肝心の国体では負けてしまって申し訳ないという気持ちはありますが、地元の方が観客として来てくれた中で、選手宣誓という大役をさせていただき、みなさんの前で鹿沼市で全力のプレーを見せることができたのは、少しは恩返しができたのではないかと思っています。

 

●引退については、どのくらい前から考えていたんでしょうか。

平野 3年前にコロナが流行ってから大会が中止になったり、無観客試合が続いたり、会社としても大会不参加という決断をしなければいけないこともあり、自分の中でいろいろと考えることがありました。このまま選手として続けていくのが良いことなのだろうかという思いも出てきました。自分のセカンドキャリアだけではなく、チームのことを考えた時にも、若手を活かすためには自分がどこかで区切りをつけて、選手ではなくても、コーチや監督という立場でチームを支えることが良いのかとも考えるようになっていったんです。2年くらい前のことですね。

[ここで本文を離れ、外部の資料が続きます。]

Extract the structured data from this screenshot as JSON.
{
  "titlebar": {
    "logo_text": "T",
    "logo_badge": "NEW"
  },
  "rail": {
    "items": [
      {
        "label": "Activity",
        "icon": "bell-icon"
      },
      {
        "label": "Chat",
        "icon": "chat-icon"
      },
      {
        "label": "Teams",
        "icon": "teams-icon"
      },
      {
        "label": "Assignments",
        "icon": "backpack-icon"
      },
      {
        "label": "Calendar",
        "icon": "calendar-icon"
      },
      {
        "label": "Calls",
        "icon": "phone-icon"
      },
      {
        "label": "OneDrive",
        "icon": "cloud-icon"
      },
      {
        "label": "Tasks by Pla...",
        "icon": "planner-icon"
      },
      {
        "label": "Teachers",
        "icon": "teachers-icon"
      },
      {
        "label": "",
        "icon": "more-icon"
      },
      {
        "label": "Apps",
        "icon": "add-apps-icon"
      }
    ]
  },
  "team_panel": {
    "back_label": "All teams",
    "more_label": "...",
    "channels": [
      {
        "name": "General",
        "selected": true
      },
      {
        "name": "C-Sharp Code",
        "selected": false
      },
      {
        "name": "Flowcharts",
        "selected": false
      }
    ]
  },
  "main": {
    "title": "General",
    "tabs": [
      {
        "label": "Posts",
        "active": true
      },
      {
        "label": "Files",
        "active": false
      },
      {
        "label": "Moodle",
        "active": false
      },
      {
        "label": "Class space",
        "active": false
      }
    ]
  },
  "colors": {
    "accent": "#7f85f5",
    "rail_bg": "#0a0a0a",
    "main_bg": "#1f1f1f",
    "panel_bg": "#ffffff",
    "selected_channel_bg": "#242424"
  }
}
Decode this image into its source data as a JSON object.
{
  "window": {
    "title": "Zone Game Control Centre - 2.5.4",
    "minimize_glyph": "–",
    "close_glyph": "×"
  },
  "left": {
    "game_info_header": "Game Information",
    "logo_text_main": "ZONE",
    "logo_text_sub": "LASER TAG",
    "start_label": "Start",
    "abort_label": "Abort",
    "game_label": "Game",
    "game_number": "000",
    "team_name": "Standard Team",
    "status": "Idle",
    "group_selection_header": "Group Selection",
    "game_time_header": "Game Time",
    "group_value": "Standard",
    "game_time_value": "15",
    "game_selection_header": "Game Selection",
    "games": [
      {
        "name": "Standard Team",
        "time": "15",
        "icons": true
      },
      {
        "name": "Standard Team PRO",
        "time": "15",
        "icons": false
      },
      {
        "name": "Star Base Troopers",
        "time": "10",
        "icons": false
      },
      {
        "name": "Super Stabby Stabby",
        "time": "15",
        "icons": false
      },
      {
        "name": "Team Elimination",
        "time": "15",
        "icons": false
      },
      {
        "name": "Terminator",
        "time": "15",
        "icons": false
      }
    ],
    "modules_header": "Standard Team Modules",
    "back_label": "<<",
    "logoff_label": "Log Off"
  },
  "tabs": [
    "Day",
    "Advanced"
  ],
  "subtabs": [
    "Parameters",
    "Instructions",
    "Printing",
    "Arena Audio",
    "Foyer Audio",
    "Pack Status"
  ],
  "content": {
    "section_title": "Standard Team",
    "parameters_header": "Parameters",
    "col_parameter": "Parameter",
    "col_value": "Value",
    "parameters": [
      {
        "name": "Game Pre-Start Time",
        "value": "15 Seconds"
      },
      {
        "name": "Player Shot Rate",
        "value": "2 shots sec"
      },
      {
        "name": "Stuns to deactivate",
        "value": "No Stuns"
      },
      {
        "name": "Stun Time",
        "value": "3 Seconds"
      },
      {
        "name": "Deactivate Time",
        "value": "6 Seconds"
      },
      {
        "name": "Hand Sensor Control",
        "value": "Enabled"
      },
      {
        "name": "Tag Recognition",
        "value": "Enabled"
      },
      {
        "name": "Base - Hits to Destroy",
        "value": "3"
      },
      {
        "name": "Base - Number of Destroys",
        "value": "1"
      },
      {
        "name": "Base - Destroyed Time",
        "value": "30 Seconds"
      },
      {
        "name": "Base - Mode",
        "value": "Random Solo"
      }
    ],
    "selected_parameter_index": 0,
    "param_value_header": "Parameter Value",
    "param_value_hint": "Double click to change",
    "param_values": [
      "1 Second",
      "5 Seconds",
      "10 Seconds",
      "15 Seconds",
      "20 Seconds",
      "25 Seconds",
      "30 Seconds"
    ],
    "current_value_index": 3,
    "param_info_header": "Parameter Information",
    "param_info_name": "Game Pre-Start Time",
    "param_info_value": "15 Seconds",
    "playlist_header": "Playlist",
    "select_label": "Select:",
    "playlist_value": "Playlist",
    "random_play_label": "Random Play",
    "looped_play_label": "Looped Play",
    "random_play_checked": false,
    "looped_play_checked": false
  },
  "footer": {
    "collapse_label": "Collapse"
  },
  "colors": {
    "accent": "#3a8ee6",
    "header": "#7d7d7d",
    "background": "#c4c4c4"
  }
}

コロナ禍が続く中で、ぼくの中で「スポーツは価値を生み出すことはできないのかな」という思いもありました。ぼくの感覚としては、アスリートとしてスポーツを行うことは、世の中の人たちに夢や希望や感動を与えることができるものだと思っていましたが、大会が中止になったり、参加できなくなったことで、歯がゆさがありました。もちろん、命や健康が第一だということは理解していますし、会社の判断についても理解しています。ただ、それでも……という思いが心のどこかであったのも事実でした。

選手としてはどこかで区切りをつけて、違う立場からチームを支えたり、または仕事の道に進んで行くことも考えるようになったんですよね。

 

●監督も今期で勇退ということになりました。

平野 はい。監督としては短い時間がでしたが、それを経験できたことで得られたものもありました。自分のことではなくて、人の教育や成長に携われることは大きなモチベーションになっていました。監督を経験できたことによって、チームと会社との連携など、これまで選手としてだけではわからなかった仕事が見えて、経験できたことは財産になりました。

誤解を恐れずに言えば、社会人になってから技術のレベルが急激に伸びるというのは難しいのではないかという思いがあって、でもマインドリセットをしっかりと行えることができれば、社会人からでも強くなれるとも思っています。

企業スポーツはすごく重要だと思っていますが、そこから世界に飛び出して行く選手を生み出すことは近年ではなかなかできていません。仕事とスポーツの両立の中、限られた練習時間でも高い意識を持って、質の高い練習ができれば強くなれると思うし、自分がどこに向かって行くのかという意識付けを若い選手に持ってもらうように接してきました。

選手は企業チームを選んだのだから、そこで強くなれる工夫をしなければいけません。ぼくは協和にはとてもお世話になり、世界選手権には出場することはできませんでしたが、国内でも海外のツアーにも出場させていただき、そこで良い試合を何度もできたことは誇りに思っています。